L’emplacement stratégique d’un barrage peut équilibrer l’hydroélectricité et la préservation du poisson


Résumé graphique. Crédit: Une Terre (2024). DOI : 10.1016/j.oneear.2024.05.009

Les centrales hydroélectriques ne doivent pas nécessairement être désastreuses pour les pêcheurs et la nature. Pour cela, nous devons placer les nouveaux barrages de manière plus stratégique, mais aussi modifier, voire supprimer certains barrages existants. Valerio Barbarossa et Rafael Schmitt l’ont montré avec un modèle informatique du bassin asiatique du Mékong.

Un conflit entre les objectifs de développement durable d’une énergie propre et abordable, d’une part, et la vie sous l’eau, et l’absence de pauvreté et de faim, de l’autre, est flagrant dans et autour du Mékong. Ce fleuve prend sa source au Tibet et se jette dans la mer de Chine méridionale après 4 900 kilomètres. Barbarossa explique : « Ce bassin fluvial abrite l'une des pêcheries d'eau douce les plus productives de la planète. Il abrite plus de 1 000 espèces de poissons, et ce poisson constitue le principal revenu de nombreuses familles. »

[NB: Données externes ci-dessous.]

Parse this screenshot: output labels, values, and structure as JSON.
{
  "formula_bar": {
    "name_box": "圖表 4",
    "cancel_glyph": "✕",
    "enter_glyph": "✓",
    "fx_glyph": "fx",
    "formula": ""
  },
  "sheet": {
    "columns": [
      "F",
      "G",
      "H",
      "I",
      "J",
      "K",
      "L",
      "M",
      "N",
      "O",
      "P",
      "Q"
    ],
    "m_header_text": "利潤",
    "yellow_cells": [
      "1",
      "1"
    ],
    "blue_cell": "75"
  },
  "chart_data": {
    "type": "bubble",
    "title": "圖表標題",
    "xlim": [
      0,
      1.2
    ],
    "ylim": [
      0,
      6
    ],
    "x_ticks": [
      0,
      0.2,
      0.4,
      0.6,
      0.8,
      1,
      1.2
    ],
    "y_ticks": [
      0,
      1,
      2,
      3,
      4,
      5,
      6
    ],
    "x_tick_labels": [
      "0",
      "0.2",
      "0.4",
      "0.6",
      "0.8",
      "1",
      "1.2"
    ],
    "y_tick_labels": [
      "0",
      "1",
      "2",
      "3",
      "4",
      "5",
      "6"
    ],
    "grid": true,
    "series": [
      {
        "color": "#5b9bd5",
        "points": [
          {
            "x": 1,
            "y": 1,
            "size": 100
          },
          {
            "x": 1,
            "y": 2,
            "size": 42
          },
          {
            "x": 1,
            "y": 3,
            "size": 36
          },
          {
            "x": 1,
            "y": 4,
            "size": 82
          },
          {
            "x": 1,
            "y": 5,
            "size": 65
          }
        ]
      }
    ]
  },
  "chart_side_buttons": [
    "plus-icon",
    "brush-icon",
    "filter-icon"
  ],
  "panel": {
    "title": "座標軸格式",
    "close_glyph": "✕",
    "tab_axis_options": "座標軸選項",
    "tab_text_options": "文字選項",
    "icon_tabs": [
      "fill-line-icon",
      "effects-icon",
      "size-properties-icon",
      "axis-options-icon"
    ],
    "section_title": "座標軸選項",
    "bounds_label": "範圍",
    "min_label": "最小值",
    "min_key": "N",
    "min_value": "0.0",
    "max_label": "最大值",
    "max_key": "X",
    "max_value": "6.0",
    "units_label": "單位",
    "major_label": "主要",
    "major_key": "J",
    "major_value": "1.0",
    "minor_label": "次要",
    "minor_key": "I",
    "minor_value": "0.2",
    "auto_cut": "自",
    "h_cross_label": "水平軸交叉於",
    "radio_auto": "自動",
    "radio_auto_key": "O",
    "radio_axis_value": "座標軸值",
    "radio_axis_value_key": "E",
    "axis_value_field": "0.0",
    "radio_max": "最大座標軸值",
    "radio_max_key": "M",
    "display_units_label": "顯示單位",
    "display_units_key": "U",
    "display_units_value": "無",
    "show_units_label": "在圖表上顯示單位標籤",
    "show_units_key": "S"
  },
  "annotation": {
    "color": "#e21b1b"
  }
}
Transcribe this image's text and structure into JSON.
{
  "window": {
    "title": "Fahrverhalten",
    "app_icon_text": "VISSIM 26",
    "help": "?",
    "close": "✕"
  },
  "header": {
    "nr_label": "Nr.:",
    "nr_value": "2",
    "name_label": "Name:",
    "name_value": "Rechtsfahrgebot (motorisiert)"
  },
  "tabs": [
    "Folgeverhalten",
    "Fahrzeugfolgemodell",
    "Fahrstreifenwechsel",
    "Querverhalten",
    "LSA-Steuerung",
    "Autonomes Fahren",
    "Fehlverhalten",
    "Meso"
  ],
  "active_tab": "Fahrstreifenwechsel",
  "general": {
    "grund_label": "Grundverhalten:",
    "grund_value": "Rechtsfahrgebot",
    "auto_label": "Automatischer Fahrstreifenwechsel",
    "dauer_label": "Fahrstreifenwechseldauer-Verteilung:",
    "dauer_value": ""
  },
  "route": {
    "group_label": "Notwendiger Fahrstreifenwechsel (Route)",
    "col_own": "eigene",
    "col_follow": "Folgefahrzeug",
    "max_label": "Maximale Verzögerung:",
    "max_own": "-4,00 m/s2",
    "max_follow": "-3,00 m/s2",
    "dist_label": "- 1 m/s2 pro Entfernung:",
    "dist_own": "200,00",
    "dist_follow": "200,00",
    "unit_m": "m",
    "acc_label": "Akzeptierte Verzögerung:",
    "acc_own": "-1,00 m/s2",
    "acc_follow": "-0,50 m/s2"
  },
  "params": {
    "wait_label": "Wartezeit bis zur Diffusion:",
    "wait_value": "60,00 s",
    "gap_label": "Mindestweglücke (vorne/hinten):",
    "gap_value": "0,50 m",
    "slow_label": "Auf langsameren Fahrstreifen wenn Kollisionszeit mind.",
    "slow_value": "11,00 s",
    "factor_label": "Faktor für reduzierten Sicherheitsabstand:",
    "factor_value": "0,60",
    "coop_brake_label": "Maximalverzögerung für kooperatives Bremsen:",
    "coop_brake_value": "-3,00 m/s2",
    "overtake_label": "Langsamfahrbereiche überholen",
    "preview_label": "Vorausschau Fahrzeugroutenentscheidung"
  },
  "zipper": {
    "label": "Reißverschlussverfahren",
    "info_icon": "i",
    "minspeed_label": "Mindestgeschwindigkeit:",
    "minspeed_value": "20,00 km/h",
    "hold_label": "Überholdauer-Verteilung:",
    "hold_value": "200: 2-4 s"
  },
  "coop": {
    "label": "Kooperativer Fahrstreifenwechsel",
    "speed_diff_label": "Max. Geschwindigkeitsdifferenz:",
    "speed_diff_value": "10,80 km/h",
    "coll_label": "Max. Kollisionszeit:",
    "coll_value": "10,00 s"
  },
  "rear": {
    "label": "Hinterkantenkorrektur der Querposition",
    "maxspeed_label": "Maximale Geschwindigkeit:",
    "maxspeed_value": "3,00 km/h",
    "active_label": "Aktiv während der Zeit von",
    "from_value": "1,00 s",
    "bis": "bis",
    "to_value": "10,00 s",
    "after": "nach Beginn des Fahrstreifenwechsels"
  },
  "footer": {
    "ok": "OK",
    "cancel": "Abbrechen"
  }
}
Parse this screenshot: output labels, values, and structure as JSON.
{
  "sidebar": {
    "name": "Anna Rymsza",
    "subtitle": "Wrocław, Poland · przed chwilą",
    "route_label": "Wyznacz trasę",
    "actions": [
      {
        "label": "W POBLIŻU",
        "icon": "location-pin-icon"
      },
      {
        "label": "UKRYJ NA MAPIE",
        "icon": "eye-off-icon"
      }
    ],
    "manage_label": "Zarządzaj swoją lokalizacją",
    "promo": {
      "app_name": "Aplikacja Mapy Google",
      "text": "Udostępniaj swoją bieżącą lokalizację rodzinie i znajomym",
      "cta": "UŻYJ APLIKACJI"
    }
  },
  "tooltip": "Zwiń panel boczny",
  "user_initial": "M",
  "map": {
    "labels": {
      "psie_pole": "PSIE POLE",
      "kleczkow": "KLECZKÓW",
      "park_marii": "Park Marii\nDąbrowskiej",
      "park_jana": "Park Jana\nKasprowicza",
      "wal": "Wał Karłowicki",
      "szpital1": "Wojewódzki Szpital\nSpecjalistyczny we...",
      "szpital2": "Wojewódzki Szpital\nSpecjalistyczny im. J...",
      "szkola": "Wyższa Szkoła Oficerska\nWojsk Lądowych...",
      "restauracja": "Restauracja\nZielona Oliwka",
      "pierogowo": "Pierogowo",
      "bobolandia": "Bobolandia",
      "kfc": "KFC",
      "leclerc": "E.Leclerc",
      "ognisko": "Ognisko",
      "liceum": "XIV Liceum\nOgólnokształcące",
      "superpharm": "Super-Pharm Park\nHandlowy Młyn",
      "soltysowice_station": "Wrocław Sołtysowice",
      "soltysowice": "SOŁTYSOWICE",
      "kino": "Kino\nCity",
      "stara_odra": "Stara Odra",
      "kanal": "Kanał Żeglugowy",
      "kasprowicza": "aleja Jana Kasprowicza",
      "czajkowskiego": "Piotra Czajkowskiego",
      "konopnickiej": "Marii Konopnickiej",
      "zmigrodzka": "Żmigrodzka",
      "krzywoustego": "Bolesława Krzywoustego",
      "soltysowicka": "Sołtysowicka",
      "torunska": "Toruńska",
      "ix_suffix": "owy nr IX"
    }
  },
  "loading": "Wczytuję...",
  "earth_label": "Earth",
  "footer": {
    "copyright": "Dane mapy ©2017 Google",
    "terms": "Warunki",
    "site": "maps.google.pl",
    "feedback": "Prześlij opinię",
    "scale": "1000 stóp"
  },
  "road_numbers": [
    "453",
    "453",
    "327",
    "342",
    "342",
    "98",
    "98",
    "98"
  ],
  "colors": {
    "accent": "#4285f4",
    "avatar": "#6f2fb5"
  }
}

Au cours des trente dernières années, les poissons et les pêcheurs du bassin du Mékong ont été de plus en plus confrontés à des problèmes dus aux grands barrages destinés à la production d'énergie hydroélectrique. “Ces mesures ont été placées de manière ponctuelle, sans tenir compte des conséquences sur le poisson et sur les moyens de subsistance de nombreuses personnes qui en dépendent”, explique Barbarossa.

Hydroélectricité optimale avec préservation du poisson

Il est possible de produire la même énergie hydroélectrique, voire un peu plus, sans tous ces effets secondaires. Barbarossa de l'Institut des sciences de l'environnement de Leiden et Rafael Schmitt de l'Université de Stanford en Californie ont exploré comment organiser de manière optimale la production d'hydroélectricité tout en préservant les populations de poissons. Ils ont publié leurs travaux le 12 juin dans Une Terre.

Les deux chercheurs ont créé un modèle informatique du bassin inférieur du Mékong, ce qui signifie que la partie occupée par la Chine est exclue. Le modèle supposait initialement une situation sans barrages et recherchait une répartition optimale des barrages sur l'ensemble du bassin fluvial du Mékong.

L'optimum pour le modèle signifiait une production hydroélectrique maximale et un impact minimal sur les populations de poissons. Ainsi, le modèle a placé les barrages en minimisant les effets en cascade que les barrières ont sur les habitats du poisson. Le modèle a également modernisé les barrages avec, par exemple, des échelles à poissons lorsque cela était possible.

Un contournement permet à la mégafaune de passer le barrage à la nage

“Les échelles à poissons ne constituent pas une solution optimale pour de nombreux poissons”, explique Barbossa. “Ils ciblent généralement des poissons comme le saumon présentant des caractéristiques de nage spécifiques.” D'autres solutions, comme les contournements naturels, pourraient améliorer davantage la connectivité longitudinale que les échelles, permettant ainsi à davantage d'espèces de poissons de contourner la barrière.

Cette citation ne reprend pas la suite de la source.